## Here, we are reading the resumes from google cloud storage, parses the same with pyresparser, extract details and save it in an excel file

### Import python libraries required for processing

In [1]:
import pandas as pd
from sklearn.feature_extraction.text import TfidfVectorizer
import nltk
from pyresparser import ResumeParser
import os
from docx import Document
import io
import uuid
import concurrent.futures
from pathlib import Path
from google.cloud import storage
import fitz  # PyMuPDF
from itertools import islice
import warnings
warnings.filterwarnings("ignore")

#### python commands to run in the order to install required libraries
pip install python-docx

pip install docx

pip install nltk

pip install spacy==2.3.5

pip install https://github.com/explosion/spacy-models/releases/download/en_core_web_sm-2.3.1/en_core_web_sm-2.3.1.tar.gz

pip install pyresparser

pip install --upgrade google-cloud-storage

pip install pypdf

pip install PyMuPDF

import nltk

nltk.download('stopwords')

In [2]:
input_path = "https://console.cloud.google.com/storage/browser/hackathon1415"
bucket_name = input_path.split("/")[-1]
bucket_name

'hackathon1415'

In [3]:
# Function to extract text from PDF using PyMuPDF
def extract_text_from_pdf(pdf_bytes):
    text = ""
    with fitz.open("pdf", pdf_bytes) as pdf:
        for page in pdf:
            text += page.get_text()
    return text

In [4]:
# Function to parse resume using Pyresparser
def parse_resume(text):
    temp_file_path = str(uuid.uuid4()) + '.docx'
    doc = Document()
    doc.add_paragraph(text)
    doc.save(temp_file_path)

    try:
        data = ResumeParser(temp_file_path).get_extracted_data()
        return data
    finally:
        # Clean up the temporary file
        os.unlink(temp_file_path)

In [5]:
# Function to process a single blob (resume)
def process_blob(blob):
    resume_bytes = blob.download_as_bytes()
    text = extract_text_from_pdf(resume_bytes)
    data = parse_resume(text)
    skills = ', '.join(data.get('skills', []))
    data_dict = {
        'name': blob.name,
        'skills': skills
    }
    return data_dict

In [6]:
path_to_private_key = 'fifth-compass-415612-76f634511b19.json'
client = storage.Client.from_service_account_json(json_credentials_path=path_to_private_key)
bucket = client.bucket(bucket_name)

str_folder_name_on_gcs = 'RESUME/data/'

# Create the directory locally
Path(str_folder_name_on_gcs).mkdir(parents=True, exist_ok=True)
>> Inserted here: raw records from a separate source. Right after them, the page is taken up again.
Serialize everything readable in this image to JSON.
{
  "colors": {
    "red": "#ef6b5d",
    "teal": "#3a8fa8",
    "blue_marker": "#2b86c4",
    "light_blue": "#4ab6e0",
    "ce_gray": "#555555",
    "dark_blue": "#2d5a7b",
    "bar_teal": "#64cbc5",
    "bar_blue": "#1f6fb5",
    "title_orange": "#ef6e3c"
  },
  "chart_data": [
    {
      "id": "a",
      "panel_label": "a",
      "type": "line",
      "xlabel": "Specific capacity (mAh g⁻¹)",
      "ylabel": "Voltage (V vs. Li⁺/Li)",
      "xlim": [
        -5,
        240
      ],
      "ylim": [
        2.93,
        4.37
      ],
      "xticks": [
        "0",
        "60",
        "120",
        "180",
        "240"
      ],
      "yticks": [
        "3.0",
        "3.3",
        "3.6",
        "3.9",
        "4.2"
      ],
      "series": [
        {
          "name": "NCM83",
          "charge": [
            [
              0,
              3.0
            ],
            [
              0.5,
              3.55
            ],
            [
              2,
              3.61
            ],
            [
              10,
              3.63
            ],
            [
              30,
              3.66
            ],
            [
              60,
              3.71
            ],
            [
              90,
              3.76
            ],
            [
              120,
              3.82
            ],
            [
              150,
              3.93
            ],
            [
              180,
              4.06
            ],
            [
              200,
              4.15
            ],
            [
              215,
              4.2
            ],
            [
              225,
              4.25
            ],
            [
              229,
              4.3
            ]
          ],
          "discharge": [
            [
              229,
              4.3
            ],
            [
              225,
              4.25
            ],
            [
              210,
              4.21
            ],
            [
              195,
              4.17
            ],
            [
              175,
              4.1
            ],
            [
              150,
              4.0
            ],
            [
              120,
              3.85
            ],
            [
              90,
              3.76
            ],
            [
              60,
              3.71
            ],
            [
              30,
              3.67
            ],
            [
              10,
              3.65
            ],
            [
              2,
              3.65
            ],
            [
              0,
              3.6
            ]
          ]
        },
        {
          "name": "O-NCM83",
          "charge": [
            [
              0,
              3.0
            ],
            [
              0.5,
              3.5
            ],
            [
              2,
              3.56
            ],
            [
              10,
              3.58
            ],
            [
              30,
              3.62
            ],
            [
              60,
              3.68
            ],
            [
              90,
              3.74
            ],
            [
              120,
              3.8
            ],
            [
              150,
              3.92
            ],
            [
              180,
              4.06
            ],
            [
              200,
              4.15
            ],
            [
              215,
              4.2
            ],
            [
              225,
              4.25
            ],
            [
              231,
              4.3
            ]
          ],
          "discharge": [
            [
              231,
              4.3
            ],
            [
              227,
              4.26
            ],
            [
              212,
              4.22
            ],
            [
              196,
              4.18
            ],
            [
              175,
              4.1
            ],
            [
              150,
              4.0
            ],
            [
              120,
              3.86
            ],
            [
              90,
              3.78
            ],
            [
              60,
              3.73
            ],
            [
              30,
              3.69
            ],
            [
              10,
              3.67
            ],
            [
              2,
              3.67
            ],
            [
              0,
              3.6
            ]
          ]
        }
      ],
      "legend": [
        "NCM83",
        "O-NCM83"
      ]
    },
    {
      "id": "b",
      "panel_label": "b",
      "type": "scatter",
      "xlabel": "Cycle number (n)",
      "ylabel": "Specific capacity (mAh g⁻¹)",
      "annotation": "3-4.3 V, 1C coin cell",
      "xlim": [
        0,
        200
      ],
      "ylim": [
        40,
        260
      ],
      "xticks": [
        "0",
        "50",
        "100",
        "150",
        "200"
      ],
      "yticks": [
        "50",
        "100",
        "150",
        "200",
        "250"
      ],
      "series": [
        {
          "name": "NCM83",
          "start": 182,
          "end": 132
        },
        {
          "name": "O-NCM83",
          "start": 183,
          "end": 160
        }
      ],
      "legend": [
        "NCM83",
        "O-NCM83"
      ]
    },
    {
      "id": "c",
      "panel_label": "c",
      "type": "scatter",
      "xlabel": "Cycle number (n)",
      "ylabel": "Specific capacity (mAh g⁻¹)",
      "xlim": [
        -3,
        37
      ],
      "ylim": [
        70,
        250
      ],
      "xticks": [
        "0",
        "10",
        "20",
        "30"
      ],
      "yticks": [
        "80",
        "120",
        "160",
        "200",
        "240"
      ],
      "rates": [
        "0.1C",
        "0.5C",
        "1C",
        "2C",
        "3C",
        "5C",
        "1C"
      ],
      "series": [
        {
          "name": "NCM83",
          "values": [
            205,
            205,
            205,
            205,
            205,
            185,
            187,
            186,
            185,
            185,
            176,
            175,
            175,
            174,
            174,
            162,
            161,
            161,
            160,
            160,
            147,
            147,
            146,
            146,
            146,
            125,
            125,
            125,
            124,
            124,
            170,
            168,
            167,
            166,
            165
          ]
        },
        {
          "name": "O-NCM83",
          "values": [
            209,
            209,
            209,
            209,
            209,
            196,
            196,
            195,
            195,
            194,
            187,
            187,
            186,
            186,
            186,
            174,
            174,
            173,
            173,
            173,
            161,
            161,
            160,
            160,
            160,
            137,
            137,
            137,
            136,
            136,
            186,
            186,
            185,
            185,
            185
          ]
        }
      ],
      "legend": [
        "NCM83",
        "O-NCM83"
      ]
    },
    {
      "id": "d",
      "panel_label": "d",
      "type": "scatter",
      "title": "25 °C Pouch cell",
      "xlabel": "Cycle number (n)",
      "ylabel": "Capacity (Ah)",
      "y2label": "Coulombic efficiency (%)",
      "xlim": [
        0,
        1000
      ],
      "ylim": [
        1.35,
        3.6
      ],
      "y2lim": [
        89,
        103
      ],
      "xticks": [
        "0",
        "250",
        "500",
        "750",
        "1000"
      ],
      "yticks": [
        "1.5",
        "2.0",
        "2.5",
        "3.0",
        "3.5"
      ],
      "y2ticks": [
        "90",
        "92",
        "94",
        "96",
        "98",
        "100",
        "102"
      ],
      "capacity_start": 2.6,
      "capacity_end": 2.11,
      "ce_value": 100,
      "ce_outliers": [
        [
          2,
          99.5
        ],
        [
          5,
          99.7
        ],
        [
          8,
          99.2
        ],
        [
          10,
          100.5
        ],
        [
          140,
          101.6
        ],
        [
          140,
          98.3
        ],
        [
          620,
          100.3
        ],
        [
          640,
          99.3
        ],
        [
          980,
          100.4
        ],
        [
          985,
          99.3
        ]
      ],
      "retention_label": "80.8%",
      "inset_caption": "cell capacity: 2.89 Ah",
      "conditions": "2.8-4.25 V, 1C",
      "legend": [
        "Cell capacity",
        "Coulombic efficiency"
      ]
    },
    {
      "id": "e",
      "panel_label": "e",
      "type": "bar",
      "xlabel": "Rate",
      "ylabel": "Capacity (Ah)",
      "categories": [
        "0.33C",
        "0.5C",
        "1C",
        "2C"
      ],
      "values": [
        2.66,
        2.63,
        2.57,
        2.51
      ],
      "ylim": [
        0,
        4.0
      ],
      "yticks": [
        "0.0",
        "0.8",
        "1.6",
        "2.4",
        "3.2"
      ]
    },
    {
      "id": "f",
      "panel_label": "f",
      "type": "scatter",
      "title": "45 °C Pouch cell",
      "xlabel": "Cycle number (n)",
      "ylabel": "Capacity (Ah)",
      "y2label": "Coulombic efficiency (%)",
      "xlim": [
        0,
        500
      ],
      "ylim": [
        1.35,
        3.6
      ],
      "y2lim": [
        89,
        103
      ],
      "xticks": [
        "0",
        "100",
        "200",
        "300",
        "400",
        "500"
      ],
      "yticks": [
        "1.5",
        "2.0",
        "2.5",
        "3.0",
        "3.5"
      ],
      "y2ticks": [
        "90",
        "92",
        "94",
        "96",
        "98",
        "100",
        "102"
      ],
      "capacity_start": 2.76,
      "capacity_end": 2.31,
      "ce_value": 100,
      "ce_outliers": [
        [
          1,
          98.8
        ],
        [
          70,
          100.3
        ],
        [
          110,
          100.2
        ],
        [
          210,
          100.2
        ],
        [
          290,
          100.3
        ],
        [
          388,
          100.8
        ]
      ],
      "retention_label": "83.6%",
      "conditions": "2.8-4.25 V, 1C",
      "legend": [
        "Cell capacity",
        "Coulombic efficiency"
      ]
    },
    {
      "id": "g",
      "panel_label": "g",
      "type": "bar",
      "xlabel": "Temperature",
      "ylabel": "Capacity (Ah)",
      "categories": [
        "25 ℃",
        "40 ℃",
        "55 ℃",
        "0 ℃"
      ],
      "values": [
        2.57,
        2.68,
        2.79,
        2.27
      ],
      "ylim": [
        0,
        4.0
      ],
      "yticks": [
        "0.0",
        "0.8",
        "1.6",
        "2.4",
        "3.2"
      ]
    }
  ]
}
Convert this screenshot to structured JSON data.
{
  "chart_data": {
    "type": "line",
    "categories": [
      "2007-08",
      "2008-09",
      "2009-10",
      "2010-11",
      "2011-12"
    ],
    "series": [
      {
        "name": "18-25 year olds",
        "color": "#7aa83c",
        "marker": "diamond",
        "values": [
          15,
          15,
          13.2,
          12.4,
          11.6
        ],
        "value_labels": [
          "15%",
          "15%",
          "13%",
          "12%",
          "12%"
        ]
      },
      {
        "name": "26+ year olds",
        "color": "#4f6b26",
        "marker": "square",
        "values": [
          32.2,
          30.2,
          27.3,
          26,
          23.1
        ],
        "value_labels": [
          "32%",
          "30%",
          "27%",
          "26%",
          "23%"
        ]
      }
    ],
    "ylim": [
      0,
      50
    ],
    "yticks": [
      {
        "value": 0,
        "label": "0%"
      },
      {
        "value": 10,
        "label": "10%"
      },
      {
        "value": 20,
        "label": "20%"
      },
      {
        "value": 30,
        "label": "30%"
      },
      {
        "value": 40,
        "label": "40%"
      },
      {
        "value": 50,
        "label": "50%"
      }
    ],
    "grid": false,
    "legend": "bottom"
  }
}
blobs = bucket.list_blobs(prefix=str_folder_name_on_gcs)

# Limit to the first 100 blobs
limited_blobs = islice(blobs, 100)

# Use concurrent.futures for parallel processing
with concurrent.futures.ThreadPoolExecutor() as executor:
    data_dicts = list(executor.map(process_blob, limited_blobs))


In [7]:
# Write the data dictionary to an Excel file
df = pd.DataFrame(data_dicts)
excel_file = bucket_name + '_resume_data.xlsx'
df.to_excel(excel_file, index=False)
print(f"Data written to {excel_file}")
df.head()

Data written to hackathon1415_resume_data.xlsx


Unnamed: 0,name,skills
0,RESUME/data/10247517.pdf,"Analysis, Schedules, Requests, Programming, Wi..."
1,RESUME/data/10265057.pdf,"Requests, Programming, Python, Reports, Data c..."
2,RESUME/data/10399912.pdf,"Schedules, Correspondence, Reports, Customer s..."
3,RESUME/data/10549585.pdf,"Analysis, Retention, Windows, Analytical, Sche..."
4,RESUME/data/10553553.pdf,"Analysis, Windows, Security, Servers, Database..."